January 22, 2010 Posted by | Reviews | , , | Leave a comment

Novel Synopsis

Eusebio Franklin, a school teacher from a small community, is faced with the most terrifying dilemma imaginable: should he carry out an act of mass terrorism in order to save the human race?

The human race is on trial at the United Nations

Eusebio has been chosen to defend our human race in a special session of the United Nations.  It’s the late 22nd century, and most people are genetically enhanced; Eusebio is among the minority that remain unimproved, known as Primals, consisting mostly of the impoverished global underclass.  The UN is on the verge of implementing a “Proposed Extinction of the Primal Species” and Eusebio’s been picked to represent his race in a last ditch legal effort to save the Primals from extinction.

It’s a hearing like no other.   Our human race is on trial.   Our own sordid history – the devastation we’ve caused to indigenous cultures around the world, the destruction of our environment and of other species – becomes evidence in the case against our continued existence.

But as the hearing progresses, Eusebio is faced with a terrible decision.   He’s secretly visited by Yusef who represents the Rejectionists – a renegade group of Muslims, Sikhs and Hindus refusing to accept the d-humans’ genetic optimization because it prevents them from knowing God.  Yusef urges Eusebio to take the only meaningful action to save the human race from extinction: detonate a nuclear bomb hidden in the UN building in New York where the session is taking place.
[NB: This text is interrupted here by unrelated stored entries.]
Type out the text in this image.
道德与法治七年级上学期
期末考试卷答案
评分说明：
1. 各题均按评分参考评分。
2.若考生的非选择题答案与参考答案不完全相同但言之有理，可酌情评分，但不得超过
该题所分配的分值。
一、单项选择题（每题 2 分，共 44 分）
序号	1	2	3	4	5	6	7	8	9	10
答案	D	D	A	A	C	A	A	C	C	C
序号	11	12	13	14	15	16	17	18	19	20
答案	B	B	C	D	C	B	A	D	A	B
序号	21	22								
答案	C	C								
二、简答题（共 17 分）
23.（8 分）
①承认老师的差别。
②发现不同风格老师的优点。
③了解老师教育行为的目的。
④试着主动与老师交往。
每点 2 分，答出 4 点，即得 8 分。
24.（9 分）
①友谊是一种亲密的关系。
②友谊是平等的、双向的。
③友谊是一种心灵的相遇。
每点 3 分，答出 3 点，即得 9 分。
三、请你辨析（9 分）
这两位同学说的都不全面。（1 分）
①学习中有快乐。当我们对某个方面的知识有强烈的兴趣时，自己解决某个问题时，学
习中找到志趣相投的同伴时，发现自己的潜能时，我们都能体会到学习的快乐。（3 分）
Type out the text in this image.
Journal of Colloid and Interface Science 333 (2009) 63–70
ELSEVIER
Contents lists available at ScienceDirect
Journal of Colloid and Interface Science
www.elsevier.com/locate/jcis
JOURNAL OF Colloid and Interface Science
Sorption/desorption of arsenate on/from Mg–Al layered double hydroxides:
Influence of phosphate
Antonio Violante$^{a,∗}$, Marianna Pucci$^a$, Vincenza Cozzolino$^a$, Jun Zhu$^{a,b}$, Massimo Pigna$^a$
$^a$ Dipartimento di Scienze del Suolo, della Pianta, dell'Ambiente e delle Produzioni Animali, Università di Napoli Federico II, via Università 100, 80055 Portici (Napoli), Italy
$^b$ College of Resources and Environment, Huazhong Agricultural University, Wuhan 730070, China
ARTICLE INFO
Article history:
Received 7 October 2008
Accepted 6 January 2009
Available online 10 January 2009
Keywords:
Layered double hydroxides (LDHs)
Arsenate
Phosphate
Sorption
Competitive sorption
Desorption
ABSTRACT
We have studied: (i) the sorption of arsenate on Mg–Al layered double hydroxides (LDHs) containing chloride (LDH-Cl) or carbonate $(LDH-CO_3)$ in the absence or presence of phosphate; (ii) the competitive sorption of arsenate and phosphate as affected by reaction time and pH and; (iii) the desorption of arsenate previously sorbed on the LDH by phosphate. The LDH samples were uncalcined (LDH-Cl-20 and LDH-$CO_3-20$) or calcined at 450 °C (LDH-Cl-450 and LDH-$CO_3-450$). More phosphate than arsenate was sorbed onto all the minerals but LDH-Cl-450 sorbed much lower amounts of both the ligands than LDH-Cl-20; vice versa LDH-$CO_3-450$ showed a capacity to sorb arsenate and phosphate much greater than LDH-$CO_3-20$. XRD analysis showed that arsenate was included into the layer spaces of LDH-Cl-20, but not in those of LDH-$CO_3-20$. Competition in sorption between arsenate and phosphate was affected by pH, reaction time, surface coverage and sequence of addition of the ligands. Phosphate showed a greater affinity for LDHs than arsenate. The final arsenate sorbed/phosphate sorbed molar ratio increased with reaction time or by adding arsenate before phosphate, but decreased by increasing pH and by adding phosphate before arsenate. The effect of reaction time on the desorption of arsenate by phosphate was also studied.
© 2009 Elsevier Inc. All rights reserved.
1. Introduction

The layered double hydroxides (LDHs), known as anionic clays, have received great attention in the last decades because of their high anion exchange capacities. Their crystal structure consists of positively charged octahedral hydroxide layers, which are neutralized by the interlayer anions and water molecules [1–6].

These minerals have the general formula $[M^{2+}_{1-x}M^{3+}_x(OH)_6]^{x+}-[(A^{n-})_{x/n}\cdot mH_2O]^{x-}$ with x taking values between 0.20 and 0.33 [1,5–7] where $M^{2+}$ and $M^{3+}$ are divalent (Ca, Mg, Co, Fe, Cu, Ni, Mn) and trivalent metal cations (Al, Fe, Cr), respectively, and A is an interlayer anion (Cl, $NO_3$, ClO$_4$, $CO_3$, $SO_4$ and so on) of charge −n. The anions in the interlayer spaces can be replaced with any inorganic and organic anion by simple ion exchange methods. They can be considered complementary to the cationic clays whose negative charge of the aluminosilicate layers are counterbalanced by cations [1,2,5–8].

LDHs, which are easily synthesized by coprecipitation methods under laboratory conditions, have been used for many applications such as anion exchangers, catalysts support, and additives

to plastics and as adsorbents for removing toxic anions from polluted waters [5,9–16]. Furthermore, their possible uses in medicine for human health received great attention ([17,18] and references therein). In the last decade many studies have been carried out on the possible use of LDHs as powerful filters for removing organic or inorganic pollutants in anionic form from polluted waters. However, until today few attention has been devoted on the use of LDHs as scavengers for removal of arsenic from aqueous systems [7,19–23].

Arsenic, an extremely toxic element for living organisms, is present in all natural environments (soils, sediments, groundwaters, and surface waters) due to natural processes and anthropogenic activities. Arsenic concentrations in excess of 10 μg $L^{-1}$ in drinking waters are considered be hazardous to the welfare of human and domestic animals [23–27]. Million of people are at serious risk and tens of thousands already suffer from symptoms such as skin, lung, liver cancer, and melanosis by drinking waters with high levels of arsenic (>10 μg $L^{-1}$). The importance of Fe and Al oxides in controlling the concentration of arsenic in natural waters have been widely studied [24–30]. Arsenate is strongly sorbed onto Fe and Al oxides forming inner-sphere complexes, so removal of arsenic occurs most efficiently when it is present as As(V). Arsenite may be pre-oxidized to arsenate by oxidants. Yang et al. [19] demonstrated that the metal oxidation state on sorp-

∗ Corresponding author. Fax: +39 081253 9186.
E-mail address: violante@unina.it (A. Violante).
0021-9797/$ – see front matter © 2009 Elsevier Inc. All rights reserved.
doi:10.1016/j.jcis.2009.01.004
Eusebio finds himself facing a terrible dilemma

As the story develops to its dramatic climax, Eusebio finds himself increasingly alienated from the d-human world, while Yusef’s plot places him in an agonizing moral dilemma: whether to engage in an act of nuclear terrorism to preserve the human race.

In this novel, the reader faces challenging questions about spirituality, history and global politics: Could our race “evolve” itself to a higher plane?   At what cost and benefit?   If we lost what is now the “human race” as a result, would that be so bad, given our sordid and shameful history?   On the other hand, is there something special, our soul, worth keeping at any price?   Ultimately, the novel forces the reader to grapple with the fundamental question: what does it mean to be human?